Come si evince dalla documentazione del Tribunale, nell’azione inibitoria i cittadini chiedono la tutela

  • del diritto alla salute;
  • del diritto alla serenità e tranquillità nello svolgimento della loro vita;
  • del diritto al clima.

Questi diritti, sostengono, sono

lesi in via permanente a causa di comportamenti dolosi tuttora in atto che provocano un inaccettabile inquinamento causato dalle emissioni provenienti dagli impianti dello stabilimento siderurgico ILVA di Taranto, le quali espongono i cittadini residenti ad eventi di morte e malattie aggiuntive, non ulteriormente tollerabili.

Secondo i residenti di Taranto, infatti, l‘impianto non è conforme ai requisiti della direttiva UE sulle emissioni industriali: da qui la richiesta di chiudere l’azienda.

Il Tribunale di Milano, nel settembre del 2022, ha quindi sospeso il procedimento optando per un rinvio pregiudiziale alla Corte del Lussemburgo, in modo da chiarire dei dubbi riguardante l’interpretazione delle direttive europee.

In attesa della sentenza, sono arrivate le conclusioni depositate dall’avvocatura generale della Corte Europea.

Il parere dell’avvocato generale Kokott: “La tutela della salute può giustificare danni economici”

Già nel 2019 la Corte Europea dei diritti dell’uomo aveva accertato che l’acciaieria provocava danni all’ambiente, nuocendo alla salute dei cittadini; delle misure per ridurre il loro impatto erano state adottate già dal 2012, ma i termini per l’attuazione erano state continuamente differiti.

L’avvocato generale Kokott, nel suo parere sulla vicenda proposto alla Corte emesso in data 14 dicembre 2023, ha sottolineato:

Nell’autorizzare un impianto e nel riesaminare un’autorizzazione devono essere considerate tutte le sostanze inquinanti emesse in quantità significativa che possono essere previste e il loro impatto sulla salute umana.

Aggiungendo che

qualora i fenomeni di inquinamento ambientale derivanti dall’impianto o prevedibili, nonostante l’uso delle migliori tecniche disponibili, causino danni eccessivi alla salute umana devono essere adottate misure protettive ulteriori.

Se misure in tal senso non risultino attuabili, l’impianto non può essere autorizzato. La tutela della salute umana può in tal caso giustificare anche rilevanti pregiudizi economici. In particolare, non possono essere tollerati fenomeni di inquinamento ambientale che, danneggiando la salute umana, violano i diritti fondamentali degli interessati, come accertato dalla CEDU con riferimento all’acciaieria Ilva.

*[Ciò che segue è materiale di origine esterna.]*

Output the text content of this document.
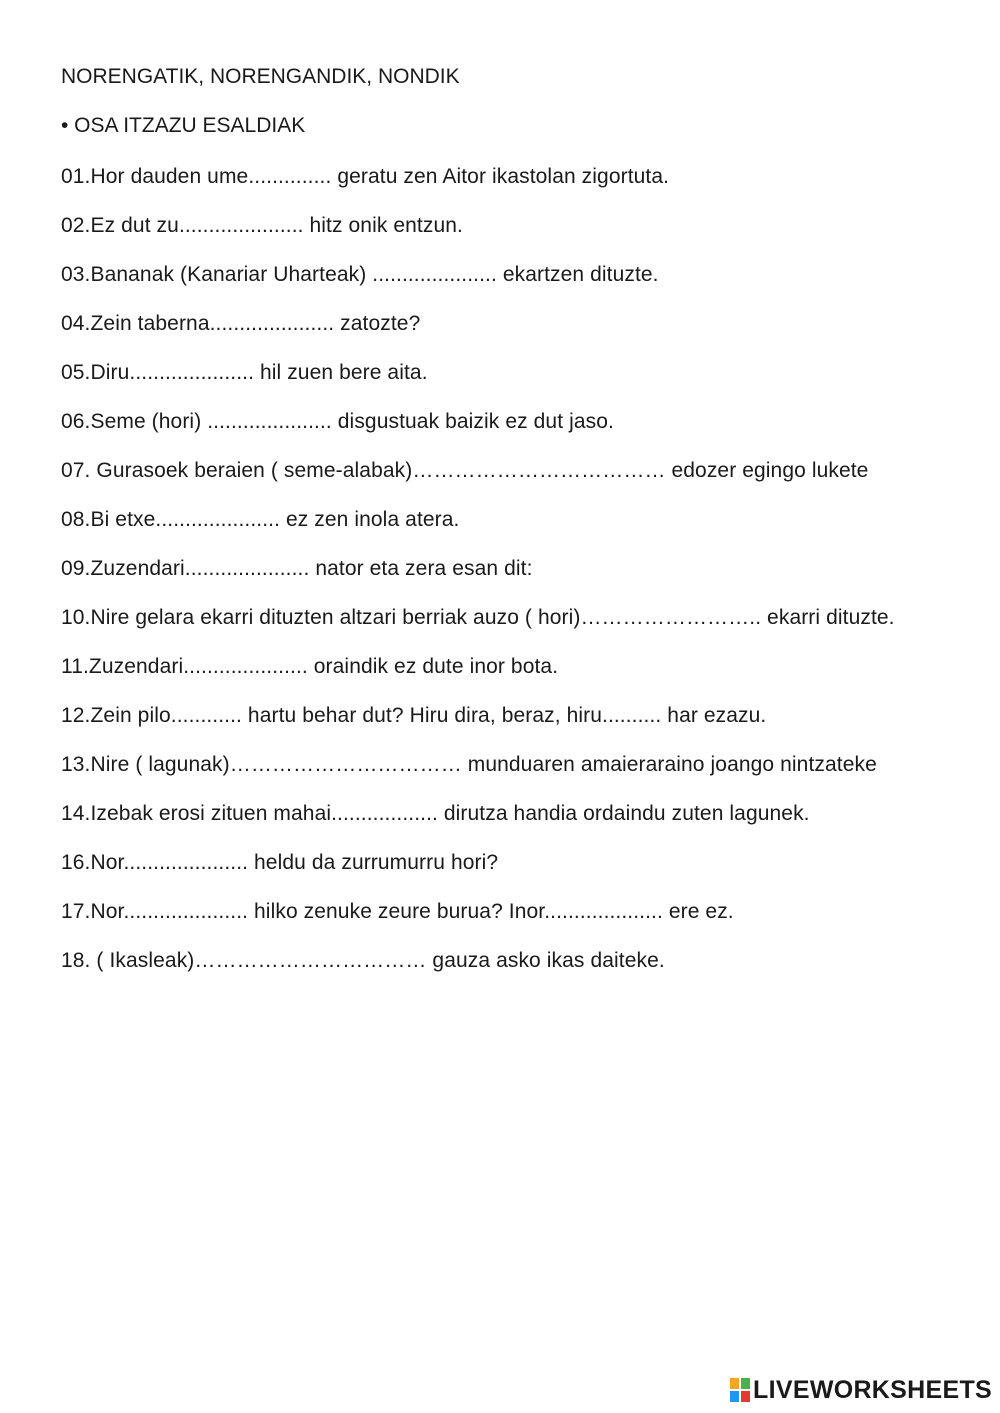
NORENGATIK, NORENGANDIK, NONDIK
• OSA ITZAZU ESALDIAK
01.Hor dauden ume.............. geratu zen Aitor ikastolan zigortuta.
02.Ez dut zu..................... hitz onik entzun.
03.Bananak (Kanariar Uharteak) ..................... ekartzen dituzte.
04.Zein taberna..................... zatozte?
05.Diru..................... hil zuen bere aita.
06.Seme (hori) ..................... disgustuak baizik ez dut jaso.
07. Gurasoek beraien ( seme-alabak)……………………………… edozer egingo lukete
08.Bi etxe..................... ez zen inola atera.
09.Zuzendari..................... nator eta zera esan dit:
10.Nire gelara ekarri dituzten altzari berriak auzo ( hori)…………………….. ekarri dituzte.
11.Zuzendari..................... oraindik ez dute inor bota.
12.Zein pilo............ hartu behar dut? Hiru dira, beraz, hiru.......... har ezazu.
13.Nire ( lagunak)…………………………… munduaren amaieraraino joango nintzateke
14.Izebak erosi zituen mahai.................. dirutza handia ordaindu zuten lagunek.
16.Nor..................... heldu da zurrumurru hori?
17.Nor..................... hilko zenuke zeure burua? Inor.................... ere ez.
18. ( Ikasleak)…………………………… gauza asko ikas daiteke.
LIVEWORKSHEETS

Kokott ha ricordato inoltre che le condizioni di autorizzazione necessarie per garantire il rispetto di direttive anteriori a decorrere dal 30 ottobre 2007, e il rispetto della direttiva sulle emissioni industriali a partire dal 7 gennaio 2014, dovevano e devono essere applicate dall’entrata in vigore dell’autorizzazione.

Le conclusioni dell’avvocato generale non sono però vincolanti per la decisione finale della Corte di Giustizia Ue. Nelle prossime settimane è attesa la sentenza.

Castellani ha tenuto però a rimarcare l’importanza di ciò che è stato messo nero su bianco dall’avvocato Kokott:

In poche parole, se non viene assicurata la salute dei cittadini e dei lavoratori, l’azienda deve chiudere.